In September 2023, THC launched H3 Entertainment, a new company focused on integrating Metaverse, Web3, and AI technologies into film production. H3 Entertainment is based in Dubai and Hong Kong, with seed investors from London, Singapore, and Hong Kong.

In 2024, Deadline Hollywood conducted a six-month investigation and reported, "THC was a legitimate operation and Huang appeared to be the real deal. Until he was not. As quickly as THC blossomed into life, the company rotted from its sapling roots and Huang vanished from view... he left behind a litany of lawsuits; colleagues and investors owed tens of millions of dollars; a messy and unresolved dispute over the xXx franchise; mortgage defaults on a palatial Bel Air house; more than $160,000 in unpaid office rent; and scripts from writers, including John Wick scribe Derek Kolstad, with no clean chain of title."

==Project history==
The H Collective's first projects in 2017 were distributing and marketing in the Americas the films Hanson and the Beast, Wolf Warrior 2, and A Better Tomorrow 2018. THC also started in June 2017 backing six projects including The Parts You Lose (ultimately released in 2019) and a fourth installment of the XXX film series (not yet produced). In April 2018, THC acquired the rights to the XXX film series from Revolution Studios. In October 2020, Weying Galaxy filed a lawsuit against THC alleging fraudulent misrepresentation in the XXX deal, claiming it was misled into contributing over $6 million towards acquiring derivative rights. Weying sought punitive damages and control over a joint venture, following discoveries that contradicted initial claims about the acquisition of rights, leading to financial and operational setbacks.

In 2018, THC financed and produced the film Brightburn with Troll Court Entertainment, the company of James Gunn, one of the film's producers. With a release in 2019, Deadline Hollywood called Brightburn THC's "first global title".

The first film that was planned under THC's 2019 partnership with Rakuten is Beast, based on a Black List script by Aaron W. Sala, which was acquired in March 2018 by THC in a mid-six figure deal. Morena Baccarin was cast in the starring role, and Espen Sandberg was hired to direct the film. Pre-production was planned in New Zealand in late March 2020, but due to concerns of the COVID-19 pandemic there, the preparation was halted. There have been no subsequent updates or announcements regarding the film's resumption.

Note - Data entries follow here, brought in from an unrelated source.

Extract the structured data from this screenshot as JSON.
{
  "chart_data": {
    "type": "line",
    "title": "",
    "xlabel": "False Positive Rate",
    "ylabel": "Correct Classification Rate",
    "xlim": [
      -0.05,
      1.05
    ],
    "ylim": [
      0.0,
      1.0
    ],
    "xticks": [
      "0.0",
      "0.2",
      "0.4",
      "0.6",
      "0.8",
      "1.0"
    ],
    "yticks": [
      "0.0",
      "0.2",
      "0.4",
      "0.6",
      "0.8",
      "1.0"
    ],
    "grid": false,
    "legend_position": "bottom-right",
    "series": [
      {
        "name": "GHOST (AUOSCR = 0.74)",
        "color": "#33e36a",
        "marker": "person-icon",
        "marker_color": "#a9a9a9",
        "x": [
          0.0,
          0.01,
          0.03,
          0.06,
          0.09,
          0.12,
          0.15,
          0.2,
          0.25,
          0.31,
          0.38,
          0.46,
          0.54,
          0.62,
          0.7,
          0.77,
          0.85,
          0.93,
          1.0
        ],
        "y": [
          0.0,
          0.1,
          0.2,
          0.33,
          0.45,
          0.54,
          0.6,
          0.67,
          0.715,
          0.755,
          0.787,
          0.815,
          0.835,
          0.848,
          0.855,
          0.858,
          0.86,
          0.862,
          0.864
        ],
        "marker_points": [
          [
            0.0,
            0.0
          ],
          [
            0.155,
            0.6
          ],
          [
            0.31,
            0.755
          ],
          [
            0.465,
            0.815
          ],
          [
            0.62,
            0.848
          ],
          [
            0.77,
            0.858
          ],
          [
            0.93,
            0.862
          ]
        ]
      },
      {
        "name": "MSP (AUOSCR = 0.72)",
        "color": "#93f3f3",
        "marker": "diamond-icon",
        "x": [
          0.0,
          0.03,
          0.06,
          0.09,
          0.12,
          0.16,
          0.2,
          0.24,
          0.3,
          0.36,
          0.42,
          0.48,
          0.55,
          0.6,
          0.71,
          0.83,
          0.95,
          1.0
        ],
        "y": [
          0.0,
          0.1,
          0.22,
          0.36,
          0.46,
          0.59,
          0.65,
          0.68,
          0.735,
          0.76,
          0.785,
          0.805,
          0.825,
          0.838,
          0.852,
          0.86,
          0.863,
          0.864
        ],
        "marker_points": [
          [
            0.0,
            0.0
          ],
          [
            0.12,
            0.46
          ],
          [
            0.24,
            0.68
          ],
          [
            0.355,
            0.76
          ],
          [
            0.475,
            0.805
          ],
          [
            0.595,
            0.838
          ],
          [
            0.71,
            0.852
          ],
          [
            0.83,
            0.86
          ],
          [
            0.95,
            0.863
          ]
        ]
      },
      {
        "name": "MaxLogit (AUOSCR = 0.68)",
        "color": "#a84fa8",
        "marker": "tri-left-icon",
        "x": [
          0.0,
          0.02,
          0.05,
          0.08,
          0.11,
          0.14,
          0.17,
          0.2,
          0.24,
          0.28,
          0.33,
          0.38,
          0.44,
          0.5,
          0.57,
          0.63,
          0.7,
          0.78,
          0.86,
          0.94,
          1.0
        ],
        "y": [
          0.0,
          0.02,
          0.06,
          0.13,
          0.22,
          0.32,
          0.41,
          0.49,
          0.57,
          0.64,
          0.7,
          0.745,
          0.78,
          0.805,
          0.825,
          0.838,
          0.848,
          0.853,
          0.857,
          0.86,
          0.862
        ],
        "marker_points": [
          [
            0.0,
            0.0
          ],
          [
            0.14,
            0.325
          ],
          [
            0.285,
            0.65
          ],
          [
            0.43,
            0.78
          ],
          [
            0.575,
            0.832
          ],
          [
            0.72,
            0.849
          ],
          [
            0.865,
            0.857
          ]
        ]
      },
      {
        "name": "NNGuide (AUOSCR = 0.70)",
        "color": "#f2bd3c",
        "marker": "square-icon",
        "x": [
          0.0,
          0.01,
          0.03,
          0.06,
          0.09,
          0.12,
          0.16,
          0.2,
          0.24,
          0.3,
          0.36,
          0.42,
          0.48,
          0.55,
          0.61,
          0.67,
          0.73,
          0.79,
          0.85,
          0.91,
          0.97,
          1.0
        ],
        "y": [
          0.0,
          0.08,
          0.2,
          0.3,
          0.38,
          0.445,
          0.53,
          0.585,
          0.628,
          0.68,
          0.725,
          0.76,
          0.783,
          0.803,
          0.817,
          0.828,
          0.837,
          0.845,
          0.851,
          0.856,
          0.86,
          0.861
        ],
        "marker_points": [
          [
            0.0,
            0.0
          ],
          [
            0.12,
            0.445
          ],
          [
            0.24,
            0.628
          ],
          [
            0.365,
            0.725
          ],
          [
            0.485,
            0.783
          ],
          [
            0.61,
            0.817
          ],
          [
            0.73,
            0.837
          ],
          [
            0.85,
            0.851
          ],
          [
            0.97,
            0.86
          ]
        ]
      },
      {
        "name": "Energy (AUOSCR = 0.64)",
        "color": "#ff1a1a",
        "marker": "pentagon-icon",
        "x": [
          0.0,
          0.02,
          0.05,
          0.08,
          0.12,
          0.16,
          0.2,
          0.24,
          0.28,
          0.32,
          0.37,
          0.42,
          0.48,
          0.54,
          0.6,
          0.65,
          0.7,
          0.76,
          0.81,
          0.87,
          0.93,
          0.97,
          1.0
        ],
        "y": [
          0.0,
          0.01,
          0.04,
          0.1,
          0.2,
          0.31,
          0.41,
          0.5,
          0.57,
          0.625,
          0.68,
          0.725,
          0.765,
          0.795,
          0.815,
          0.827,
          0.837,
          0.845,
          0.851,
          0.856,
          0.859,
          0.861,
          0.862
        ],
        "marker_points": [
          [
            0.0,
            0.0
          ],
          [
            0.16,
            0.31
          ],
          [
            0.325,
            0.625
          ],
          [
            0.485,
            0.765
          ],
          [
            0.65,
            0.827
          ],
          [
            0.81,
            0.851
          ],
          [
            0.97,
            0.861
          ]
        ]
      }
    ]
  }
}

THC said in September 2023 that it was developing a sequel to Brightburn. In the following April, a producer of the first film, James Gunn, said a sequel was unlikely due to issues with rights.

==Filmography==

Films with The H Collective's involvement
| Year | Film | Notes | Ref. |
|---|---|---|---|
| 2017 | Hanson and the Beast | North and South American distribution rights |  |
| 2017 | Wolf Warrior 2 | North and South American distribution rights |  |
| 2018 | A Better Tomorrow 2018 | North and South American distribution rights |  |
| 2019 | The Parts You Lose | Produced by The H Collective and Gran Via Productions, distributed by Samuel Goldwyn Films |  |
| 2019 | Brightburn | Produced by The H Collective, distributed by Screen Gems |  |
| 2021 | Wrong Turn | Produced by The H Collective and Constantin Film, distributed by Saban Films |  |

Projects in development by The H Collective include The Vineyard, Beast, The Remainders, and Shadow Song.